Selon le dernier rapport annuel d’Amazon Web Services (AWS), le rythme d’adoption de l'IA a dépassé celui des premiers téléphones portables. L'IA connaît en effet un essor fulgurant en Europe, avec cinq entreprises en moyenne adoptant l’IA chaque minute, toujours selon le rapport.
Adoptée massivement, l’intelligence artificielle va donc transformer en profondeur le marché du travail. Elle reconfigure la manière dont les entreprises recrutent, forment et mobilisent leurs talents. Cette évolution pousse à repenser l’organisation du travail et le rôle des travailleurs dans un contexte où l’IA devient un outil incontournable. À l’occasion du Sommet de l’Action pour l’IA, de hauts dirigeants d’entreprises et d’institutions ont débattu lors d’un panel dédié à ce sujet.
L'émergence de nouvelles fonctions
Avec l’automatisation permise par l’IA, de nombreuses tâches répétitives devraient disparaître, notamment dans le secteur des services et de l’industrie. « Le défi est de garantir que les travailleurs ne deviennent pas obsolètes à grande échelle », met en garde Denis Machuel, Directeur général du groupe Adecco, précisant qu’aujourd'hui, seuls 46 % des entreprises prévoient de redéployer leurs employés impactés par l’IA.

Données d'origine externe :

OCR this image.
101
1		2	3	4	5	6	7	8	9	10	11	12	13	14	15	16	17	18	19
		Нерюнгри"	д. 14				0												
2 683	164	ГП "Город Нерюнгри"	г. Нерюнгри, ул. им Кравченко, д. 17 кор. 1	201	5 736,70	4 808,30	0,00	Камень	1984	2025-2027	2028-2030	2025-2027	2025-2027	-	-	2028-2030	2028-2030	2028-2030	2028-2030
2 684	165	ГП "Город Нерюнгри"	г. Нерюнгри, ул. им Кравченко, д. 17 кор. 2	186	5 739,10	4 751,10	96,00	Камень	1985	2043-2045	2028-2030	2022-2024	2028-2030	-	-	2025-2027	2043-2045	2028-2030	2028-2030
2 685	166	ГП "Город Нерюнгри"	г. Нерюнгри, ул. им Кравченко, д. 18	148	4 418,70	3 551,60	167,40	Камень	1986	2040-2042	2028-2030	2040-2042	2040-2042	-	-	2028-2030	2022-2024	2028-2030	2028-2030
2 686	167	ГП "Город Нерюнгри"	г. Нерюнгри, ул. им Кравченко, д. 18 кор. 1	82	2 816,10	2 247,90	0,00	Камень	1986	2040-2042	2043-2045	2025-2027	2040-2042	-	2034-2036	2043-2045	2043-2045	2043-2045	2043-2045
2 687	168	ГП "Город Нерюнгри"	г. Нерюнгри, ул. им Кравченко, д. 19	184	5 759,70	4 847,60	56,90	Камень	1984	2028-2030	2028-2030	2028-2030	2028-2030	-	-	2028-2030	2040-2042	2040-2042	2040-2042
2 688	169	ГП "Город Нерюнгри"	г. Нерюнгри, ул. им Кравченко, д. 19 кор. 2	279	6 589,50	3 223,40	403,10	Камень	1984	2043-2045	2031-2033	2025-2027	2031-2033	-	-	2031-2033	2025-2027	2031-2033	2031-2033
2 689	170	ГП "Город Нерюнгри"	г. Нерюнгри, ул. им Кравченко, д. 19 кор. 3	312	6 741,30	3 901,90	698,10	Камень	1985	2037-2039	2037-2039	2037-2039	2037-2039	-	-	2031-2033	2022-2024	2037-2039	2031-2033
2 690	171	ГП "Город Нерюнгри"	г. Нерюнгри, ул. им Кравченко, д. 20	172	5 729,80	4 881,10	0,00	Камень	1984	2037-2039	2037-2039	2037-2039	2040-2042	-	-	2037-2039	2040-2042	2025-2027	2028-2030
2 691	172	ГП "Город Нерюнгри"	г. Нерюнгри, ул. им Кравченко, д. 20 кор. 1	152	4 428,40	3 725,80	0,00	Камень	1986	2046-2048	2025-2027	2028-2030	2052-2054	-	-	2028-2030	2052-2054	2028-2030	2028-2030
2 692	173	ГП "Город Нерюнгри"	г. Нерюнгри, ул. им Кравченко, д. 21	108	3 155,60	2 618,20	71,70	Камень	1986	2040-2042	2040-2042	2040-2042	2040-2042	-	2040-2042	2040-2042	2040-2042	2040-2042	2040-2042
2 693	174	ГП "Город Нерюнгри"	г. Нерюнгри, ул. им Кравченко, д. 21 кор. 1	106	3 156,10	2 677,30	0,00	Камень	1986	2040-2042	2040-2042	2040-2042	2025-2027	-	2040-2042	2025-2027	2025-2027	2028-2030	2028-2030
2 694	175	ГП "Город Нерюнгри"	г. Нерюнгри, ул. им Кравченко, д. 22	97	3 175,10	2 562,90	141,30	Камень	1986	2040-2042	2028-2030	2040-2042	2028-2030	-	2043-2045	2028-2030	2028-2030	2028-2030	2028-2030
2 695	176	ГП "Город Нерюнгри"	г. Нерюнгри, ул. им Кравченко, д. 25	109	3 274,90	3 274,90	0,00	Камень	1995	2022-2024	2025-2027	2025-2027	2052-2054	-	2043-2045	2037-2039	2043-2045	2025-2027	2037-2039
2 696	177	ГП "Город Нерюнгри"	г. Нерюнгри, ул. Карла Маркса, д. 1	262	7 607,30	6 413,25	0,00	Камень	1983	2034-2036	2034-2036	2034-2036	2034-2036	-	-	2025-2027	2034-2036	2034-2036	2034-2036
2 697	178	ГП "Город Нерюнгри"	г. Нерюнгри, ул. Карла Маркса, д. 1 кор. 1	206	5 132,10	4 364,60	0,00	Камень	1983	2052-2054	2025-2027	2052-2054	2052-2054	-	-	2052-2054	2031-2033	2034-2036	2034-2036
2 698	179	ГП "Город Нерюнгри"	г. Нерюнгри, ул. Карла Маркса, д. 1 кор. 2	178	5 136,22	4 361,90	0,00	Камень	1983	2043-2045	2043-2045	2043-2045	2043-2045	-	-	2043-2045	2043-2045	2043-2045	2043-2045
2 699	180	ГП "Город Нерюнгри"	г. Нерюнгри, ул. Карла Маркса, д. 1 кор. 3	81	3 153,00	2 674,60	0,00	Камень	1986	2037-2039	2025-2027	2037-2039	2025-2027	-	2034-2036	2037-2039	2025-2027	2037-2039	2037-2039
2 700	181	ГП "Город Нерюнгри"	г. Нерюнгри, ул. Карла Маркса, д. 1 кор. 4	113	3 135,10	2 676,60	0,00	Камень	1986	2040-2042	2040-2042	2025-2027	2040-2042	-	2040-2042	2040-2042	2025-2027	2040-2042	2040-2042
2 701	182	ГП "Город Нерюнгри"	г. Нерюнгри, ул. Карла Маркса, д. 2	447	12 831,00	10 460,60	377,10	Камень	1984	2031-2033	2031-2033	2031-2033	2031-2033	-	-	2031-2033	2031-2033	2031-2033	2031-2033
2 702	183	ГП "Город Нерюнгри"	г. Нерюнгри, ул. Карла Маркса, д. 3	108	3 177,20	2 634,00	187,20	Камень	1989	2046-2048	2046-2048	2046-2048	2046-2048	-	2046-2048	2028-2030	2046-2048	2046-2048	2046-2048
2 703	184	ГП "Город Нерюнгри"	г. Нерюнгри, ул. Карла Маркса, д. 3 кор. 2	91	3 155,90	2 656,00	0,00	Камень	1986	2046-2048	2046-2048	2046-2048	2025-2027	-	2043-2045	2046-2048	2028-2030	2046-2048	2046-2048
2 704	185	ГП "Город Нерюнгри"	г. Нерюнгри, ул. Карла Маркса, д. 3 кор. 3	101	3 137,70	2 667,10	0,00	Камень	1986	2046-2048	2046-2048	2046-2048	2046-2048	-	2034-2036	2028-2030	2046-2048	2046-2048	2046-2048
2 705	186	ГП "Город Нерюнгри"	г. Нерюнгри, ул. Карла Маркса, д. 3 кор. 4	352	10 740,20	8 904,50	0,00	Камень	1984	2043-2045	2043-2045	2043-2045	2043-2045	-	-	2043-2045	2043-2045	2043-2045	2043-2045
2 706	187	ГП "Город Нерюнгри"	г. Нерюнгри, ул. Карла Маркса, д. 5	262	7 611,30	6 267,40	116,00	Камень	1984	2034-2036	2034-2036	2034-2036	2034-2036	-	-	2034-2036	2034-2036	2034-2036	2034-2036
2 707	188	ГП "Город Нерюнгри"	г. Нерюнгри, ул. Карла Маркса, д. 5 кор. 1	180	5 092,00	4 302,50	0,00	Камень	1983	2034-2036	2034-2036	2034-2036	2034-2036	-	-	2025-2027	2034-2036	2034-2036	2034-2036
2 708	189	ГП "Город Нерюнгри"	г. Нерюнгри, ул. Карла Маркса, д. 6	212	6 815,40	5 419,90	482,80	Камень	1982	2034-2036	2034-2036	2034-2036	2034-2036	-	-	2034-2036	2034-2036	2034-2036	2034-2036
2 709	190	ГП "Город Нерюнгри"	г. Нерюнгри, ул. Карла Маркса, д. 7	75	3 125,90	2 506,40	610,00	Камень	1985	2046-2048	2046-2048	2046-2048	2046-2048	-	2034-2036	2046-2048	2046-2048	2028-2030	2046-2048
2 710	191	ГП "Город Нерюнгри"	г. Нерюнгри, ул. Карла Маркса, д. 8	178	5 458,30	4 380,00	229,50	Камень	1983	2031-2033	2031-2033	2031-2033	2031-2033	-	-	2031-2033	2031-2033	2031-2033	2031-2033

En parallèle, l’IA favorise également l’émergence de nouvelles fonctions. « Nous devons permettre aux travailleurs de se repositionner en permanence », avance Guillaume Faury, Directeur général d’Airbus. « Pour cela, les entreprises doivent investir massivement dans la formation continue », poursuit-il. En effet, selon les participants au panel, cette dynamique impose sans conteste, une montée en puissance de la formation continue et du “reskilling”.
Selon Denis Machuel, outre l’impact sur l’emploi et les compétences, l’IA transforme la manière dont nous concevons les missions et les interactions professionnelles. Avec l’IA, les descriptions de poste traditionnelles tendent à disparaître au profit d’une approche centrée sur les compétences. « Avec les bons outils, nous pouvons améliorer l’accès à l’emploi en identifiant plus rapidement les compétences des candidats », a-t-il expliqué. Cependant, ces outils doivent être encadrés pour éviter des biais discriminatoires. Plusieurs intervenants ont rappelé la nécessité de garantir une "IA inclusive", qui ne renforce pas les inégalités, mais contribue à une meilleure intégration de tous dans le monde du travail.
Réguler l’IA et replacer l’humain au cœur du processus
L’IA représente un levier majeur pour améliorer la productivité et créer de nouvelles opportunités. Mais son déploiement doit être accompagné de mesures claires pour éviter une fracture sociale. « Si les travailleurs ne savent pas ce qui les attend, leur anxiété augmentera et leur productivité en pâtira », alerte Gilbert F. Houngbo, Directeur général de l’OIT (International Labour Organization). « Il n’y a pas d’IA sans données », rappelle-t-il également. Or, leur accès est inégalement réparti à travers le monde, ce qui peut creuser les écarts économiques et sociaux.
Mgr Paul Richard Gallagher, représentant du Vatican, a quant à lui insisté sur la nécessité d’une IA qui respecte la dignité humaine. Il a également pointé un risque de "fracture sociale" si la transformation technologique n’intègre pas un cadre éthique fort.
Selon Christy Hoffman, Secrétaire générale d’UNI Global, fédération syndicale mondiale des industries de services, les entreprises doivent impliquer leurs salariés dès le départ dans l’adoption de ces nouvelles technologies, car lorsqu’ils sont consultés, les processus d’intégration de l’IA sont plus efficaces et acceptés. « Nous pouvons tirer un parallèle avec le covid : les managers gèrent aujourd’hui une situation à laquelle ils n’ont pas été formés. Dans ce contexte incertain, le dialogue social est donc clé », abonde Guillaume Faury.